At the daily COVID-19 provincial briefing on Friday, Health Minister John Haggie announced the regulation has been changed.
Our newborns and mothers are vulnerable to a virus that is no respecter of age or condition.- John Haggie
"We have extended the period [that a support person can be with a new baby and mother] to allow for some bonding for a few hours after birth," he said.
But Haggie said it's a balancing act.
"The problem is, at the end of the day, that anybody who is interacting with anyone else is at risk of either contracting the disease or passing it on. Our newborns and mothers are vulnerable to a virus that is no respecter of age or condition. So we feel this is a reasonable compromise," he said.

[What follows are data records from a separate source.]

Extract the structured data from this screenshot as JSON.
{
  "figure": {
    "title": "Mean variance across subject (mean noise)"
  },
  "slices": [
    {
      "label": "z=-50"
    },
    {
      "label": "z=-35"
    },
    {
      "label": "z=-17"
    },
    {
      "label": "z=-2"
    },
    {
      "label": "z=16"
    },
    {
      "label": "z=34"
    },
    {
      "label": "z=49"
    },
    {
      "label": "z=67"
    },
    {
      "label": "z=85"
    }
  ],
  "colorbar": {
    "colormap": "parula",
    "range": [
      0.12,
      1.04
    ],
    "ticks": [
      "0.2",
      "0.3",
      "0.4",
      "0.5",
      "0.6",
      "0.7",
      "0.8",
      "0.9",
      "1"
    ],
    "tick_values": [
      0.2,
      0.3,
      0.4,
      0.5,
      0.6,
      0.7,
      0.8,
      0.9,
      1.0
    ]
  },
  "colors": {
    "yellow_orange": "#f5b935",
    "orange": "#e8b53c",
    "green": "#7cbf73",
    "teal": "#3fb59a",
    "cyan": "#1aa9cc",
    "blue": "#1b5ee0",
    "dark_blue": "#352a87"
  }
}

Haggie said the separation of mothers and their support person is unlikely to be long because many mothers and newborns are sent home within 24 hours after birth.
The original regulation meant that effective 9 a.m. April 2, no visitors were allowed on the obstetrics floor at the Health Sciences Centre in St. John's, including family members and support persons of patients, such as fathers.
That meant no visitors for women who have just given birth or were in on the obstetric ward to have labour induced. A support person was allowed in the case room during delivery.
A petition was posted online on Thursday calling for a change to allow one support person be with a newborn and mother in the hospital after birth.
More than 6,000 people had signed it by the time Haggie made his comments Friday afternoon.